Anaiara estava aos cuidados da Justiça, enquanto a polícia procurava localizar sua mãe. Encontrou-a finalmente num barraco à beira da rodovia. Terminara o drama, podia-se esperar, da mãe e da criança. No barraco, a mãe de vinte e dois anos, casada desde os doze, recebeu a notícia do encontro da filha. Não sei qual sua reação. Os jornais disseram apenas que ela não queria de volta a filha. Não a queria de volta, porque não tinha como a criar, samaritana à beira da estrada, abandonada pelo último dos muitos homens de sua curta vida.

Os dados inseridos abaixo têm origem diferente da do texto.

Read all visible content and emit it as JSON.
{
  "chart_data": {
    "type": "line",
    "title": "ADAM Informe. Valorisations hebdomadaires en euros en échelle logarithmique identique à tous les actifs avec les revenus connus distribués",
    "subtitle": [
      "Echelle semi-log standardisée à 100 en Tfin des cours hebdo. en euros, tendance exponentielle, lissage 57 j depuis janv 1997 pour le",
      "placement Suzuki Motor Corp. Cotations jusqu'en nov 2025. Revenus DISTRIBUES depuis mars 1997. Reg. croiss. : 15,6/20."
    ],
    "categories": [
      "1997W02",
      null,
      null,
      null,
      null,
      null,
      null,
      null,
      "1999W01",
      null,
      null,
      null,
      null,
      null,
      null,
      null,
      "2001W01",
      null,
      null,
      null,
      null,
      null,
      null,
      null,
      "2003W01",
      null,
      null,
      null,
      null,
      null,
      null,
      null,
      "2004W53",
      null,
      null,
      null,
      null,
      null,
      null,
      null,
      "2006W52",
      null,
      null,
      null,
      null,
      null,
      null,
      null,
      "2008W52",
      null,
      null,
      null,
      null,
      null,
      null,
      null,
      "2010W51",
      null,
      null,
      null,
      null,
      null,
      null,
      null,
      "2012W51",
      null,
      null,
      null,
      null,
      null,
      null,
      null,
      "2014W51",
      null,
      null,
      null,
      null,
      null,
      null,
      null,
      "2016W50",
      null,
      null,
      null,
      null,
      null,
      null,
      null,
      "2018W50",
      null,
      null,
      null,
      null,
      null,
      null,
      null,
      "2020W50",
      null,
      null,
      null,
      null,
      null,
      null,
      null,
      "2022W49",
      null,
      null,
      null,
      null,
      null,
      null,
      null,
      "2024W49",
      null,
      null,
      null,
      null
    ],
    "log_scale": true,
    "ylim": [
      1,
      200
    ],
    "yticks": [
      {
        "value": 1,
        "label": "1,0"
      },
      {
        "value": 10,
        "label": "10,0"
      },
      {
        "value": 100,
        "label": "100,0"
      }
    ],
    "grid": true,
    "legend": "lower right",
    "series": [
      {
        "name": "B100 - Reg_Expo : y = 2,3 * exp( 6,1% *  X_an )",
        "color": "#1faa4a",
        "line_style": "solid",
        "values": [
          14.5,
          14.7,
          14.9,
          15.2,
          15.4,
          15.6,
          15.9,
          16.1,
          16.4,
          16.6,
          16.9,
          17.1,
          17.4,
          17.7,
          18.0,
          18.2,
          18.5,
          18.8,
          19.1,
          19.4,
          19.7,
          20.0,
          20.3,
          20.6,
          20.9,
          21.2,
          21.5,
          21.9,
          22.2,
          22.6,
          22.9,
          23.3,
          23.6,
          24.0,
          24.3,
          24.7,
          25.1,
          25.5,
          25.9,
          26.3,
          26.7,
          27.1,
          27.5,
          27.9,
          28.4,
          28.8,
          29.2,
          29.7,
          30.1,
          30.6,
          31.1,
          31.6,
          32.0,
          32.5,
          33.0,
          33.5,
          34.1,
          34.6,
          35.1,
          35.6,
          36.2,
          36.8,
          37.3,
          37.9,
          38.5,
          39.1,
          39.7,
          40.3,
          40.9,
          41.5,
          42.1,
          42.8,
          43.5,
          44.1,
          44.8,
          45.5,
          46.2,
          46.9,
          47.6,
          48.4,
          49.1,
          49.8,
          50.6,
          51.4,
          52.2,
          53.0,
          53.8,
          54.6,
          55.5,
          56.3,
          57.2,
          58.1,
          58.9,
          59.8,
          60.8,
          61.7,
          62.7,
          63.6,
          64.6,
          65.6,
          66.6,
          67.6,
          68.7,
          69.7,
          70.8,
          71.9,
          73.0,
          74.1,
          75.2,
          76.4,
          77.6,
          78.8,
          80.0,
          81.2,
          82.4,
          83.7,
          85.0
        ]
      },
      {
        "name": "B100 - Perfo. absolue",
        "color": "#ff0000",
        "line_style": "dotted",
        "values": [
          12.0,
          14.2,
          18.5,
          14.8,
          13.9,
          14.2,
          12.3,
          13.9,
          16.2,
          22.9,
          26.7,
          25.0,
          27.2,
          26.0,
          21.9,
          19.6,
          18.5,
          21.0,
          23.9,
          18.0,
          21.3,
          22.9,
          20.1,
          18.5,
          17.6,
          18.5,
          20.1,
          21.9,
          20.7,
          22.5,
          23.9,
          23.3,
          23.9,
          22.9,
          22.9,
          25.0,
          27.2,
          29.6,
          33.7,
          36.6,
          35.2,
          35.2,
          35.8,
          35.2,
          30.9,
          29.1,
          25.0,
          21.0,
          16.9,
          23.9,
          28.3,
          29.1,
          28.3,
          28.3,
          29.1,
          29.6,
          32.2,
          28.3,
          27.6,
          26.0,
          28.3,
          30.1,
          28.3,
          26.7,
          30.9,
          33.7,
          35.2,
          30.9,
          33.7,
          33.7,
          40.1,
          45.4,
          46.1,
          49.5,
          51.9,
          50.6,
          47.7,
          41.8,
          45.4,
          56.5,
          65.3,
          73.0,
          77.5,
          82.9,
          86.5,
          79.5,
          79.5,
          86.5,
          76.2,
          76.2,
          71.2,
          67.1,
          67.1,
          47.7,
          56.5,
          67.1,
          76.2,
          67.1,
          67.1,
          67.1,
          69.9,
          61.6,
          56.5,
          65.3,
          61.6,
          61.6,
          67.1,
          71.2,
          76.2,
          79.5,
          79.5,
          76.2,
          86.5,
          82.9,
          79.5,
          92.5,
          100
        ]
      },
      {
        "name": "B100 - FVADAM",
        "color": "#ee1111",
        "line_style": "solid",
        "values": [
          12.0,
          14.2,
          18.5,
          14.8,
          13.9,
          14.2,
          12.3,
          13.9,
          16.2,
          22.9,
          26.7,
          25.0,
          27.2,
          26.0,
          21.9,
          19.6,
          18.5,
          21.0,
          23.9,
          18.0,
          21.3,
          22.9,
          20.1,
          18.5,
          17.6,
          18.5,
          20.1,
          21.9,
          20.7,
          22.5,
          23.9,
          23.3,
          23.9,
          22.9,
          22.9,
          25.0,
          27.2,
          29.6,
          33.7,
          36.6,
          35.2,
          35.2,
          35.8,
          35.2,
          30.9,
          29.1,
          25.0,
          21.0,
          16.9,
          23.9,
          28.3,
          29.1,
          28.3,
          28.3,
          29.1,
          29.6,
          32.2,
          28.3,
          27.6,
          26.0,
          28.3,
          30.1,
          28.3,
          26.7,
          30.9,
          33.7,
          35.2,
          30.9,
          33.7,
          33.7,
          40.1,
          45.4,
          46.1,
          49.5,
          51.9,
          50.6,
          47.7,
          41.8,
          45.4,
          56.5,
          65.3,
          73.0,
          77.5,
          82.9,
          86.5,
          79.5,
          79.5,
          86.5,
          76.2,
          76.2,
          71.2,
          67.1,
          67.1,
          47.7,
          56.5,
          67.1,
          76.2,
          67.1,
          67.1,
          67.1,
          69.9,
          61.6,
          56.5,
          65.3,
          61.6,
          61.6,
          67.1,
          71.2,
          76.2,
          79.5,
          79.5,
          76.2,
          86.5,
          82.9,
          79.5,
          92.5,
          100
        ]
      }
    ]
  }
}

Anaiara Camila de Jesus, que será de você? Só espero que não condene sua mãe que não a quis. Que pelo menos não a condene como a maior culpada. Você ainda não compreende este nosso mundo. Falamos muito das crianças, temos até uma semana da criança, mas ainda não temos solução para casos como o seu e o de sua mãe lá no barraco à beira da rodovia. E, para dizer a verdade, parece que temos coisas mais importantes a resolver, como a liberação sexual, a liberdade para a pornografia, a derrubada de tabus. É, a derrubada de normas que deveriam evitar a repetição de casos como o seu, Anaiara.
Não, não condene sua pobre mãe antes de conhecer melhor este nosso mundo. Pelo menos ela deixou que você nascesse. Outras não chegam a tanto. Se você não puder mesmo deixar de condenar, condene a todos nós, responsáveis por este mundo para onde você chegou há tão pouco tempo. Todos somos responsáveis, uns mais outros menos, ainda que geralmente o procuremos negar. Anaiara Camila, que será de você? Ou melhor: deixaremos que você seja alguém? De uma coisa você pode estar certa: neste ano ainda teremos a semana da criança. E no outro também, e logo teremos preparada para você uma instituição qualquer de recuperação. A menos que haja coisa mais importante a fazer. Ou que um milagre aconteça.